Alpha ★★ 1/2

Originally set to hit theaters nearly a year ago, Albert Hughes’ fictional account of the origins of man’s best friend saw its release date bounce around a few times before Sony finally opened it in theaters with very little fanfare. Usually, this would indicate a production that’s probably not worth watching—but in this case that couldn’t be further from the truth. While Alpha may not feature any big-name stars, you won’t soon forget the titular wolf-hound, nor his reluctant master, a boy on the cusp of manhood known only as “Keda” (Kodi Smit-McPhee), a name communicated to us through subtitles that translate the crude language spoken by early Europeans during the last Ice Age. Hughes, working solo after co-directing his first four features with his twin brother, Allen, emerges as a visual storyteller of uncommon power.

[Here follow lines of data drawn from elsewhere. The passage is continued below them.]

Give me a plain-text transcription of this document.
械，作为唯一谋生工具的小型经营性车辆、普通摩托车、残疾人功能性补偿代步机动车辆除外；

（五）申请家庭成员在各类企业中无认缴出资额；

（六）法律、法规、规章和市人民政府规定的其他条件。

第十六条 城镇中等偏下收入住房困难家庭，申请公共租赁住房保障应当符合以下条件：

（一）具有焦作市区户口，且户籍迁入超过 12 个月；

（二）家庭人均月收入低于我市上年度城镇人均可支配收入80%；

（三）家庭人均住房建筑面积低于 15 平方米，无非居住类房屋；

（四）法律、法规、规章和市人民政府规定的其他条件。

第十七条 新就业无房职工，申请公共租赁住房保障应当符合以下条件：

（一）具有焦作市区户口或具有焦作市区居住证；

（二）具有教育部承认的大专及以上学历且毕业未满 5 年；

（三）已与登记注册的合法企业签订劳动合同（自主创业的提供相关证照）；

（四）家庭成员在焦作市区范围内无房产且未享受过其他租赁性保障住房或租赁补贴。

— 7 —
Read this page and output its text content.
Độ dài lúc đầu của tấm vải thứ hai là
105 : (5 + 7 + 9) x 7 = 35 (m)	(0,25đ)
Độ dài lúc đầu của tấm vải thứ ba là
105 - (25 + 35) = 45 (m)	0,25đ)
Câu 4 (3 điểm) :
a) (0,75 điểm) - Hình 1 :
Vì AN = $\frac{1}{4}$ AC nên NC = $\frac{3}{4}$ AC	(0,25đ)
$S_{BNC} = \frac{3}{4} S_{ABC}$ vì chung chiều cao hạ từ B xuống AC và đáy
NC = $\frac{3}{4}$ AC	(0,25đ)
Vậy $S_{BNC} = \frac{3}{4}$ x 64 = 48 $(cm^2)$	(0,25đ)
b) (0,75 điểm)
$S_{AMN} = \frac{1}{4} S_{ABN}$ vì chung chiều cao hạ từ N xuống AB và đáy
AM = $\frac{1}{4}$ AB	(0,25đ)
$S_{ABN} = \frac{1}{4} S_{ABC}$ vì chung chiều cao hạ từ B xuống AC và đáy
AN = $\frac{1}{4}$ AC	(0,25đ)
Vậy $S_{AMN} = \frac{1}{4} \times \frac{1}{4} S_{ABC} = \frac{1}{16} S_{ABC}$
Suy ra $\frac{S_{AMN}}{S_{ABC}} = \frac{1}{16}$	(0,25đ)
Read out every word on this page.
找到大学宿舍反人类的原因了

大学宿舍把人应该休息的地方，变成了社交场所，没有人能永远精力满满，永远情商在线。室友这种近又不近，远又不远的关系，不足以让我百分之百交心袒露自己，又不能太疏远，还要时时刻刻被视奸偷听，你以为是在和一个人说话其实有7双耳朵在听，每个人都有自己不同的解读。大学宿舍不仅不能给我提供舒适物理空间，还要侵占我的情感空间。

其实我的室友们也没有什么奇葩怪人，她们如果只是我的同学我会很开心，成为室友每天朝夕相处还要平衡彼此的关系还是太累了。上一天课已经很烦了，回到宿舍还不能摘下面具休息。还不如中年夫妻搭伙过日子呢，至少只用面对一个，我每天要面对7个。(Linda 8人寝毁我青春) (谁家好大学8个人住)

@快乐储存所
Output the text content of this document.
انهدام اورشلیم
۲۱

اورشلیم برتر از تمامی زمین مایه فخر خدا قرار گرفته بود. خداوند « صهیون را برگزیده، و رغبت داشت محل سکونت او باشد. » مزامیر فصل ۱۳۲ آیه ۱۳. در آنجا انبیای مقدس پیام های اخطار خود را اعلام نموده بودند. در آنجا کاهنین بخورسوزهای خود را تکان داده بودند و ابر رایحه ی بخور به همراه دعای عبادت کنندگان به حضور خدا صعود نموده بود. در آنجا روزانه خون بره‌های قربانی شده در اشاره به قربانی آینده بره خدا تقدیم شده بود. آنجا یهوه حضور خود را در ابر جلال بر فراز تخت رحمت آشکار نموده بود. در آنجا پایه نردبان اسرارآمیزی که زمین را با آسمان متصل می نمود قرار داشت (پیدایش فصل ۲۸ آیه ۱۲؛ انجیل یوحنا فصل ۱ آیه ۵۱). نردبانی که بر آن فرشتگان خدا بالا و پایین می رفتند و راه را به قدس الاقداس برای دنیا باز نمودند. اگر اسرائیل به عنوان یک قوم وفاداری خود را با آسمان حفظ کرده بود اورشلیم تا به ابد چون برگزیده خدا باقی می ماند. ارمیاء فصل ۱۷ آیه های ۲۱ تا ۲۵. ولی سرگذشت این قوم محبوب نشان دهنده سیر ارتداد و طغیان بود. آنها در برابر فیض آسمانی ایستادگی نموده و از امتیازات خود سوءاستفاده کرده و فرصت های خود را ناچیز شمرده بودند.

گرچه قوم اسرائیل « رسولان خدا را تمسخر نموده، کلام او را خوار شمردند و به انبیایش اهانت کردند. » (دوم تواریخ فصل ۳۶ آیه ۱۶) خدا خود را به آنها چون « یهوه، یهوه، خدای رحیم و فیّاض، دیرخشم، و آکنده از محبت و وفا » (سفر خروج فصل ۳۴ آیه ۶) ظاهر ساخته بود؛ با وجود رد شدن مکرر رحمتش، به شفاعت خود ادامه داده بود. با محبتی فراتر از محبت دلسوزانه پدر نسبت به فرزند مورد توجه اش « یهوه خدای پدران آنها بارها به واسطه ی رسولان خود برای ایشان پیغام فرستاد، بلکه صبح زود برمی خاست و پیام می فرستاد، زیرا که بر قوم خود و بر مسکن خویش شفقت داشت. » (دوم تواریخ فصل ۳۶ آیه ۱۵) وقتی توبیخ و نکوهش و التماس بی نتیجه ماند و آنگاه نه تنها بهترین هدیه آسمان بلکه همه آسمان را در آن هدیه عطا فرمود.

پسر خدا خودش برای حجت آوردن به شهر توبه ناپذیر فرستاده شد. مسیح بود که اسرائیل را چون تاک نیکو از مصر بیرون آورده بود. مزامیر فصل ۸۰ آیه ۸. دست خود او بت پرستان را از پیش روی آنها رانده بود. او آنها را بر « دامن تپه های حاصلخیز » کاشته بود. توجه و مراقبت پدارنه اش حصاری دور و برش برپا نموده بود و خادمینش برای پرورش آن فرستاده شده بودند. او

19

Aided by cinematographer Martin Gschlacht (ace photographer of 2014’s unsettling thriller Goodnight Mommy) and an army of visual effects artists, the director (who also conceived the simple story) convincingly transformed his Canadian locations into a harsh Solutrean wasteland filled with windswept snow, volcanic eruptions and dangerous predators. Among the latter is Alpha, who’s wounded after attacking Keda with his pack. Alpha and Keda gradually begin to rely on each other after each is left for dead by their respective tribes. Seek out this visual stunner on the biggest screen you can find. You’ll be rewarded with a richly realized, late-summer sleeper of unexpected power. (At Assembly Row, Boston Common, Fenway, South Bay and in the suburbs.)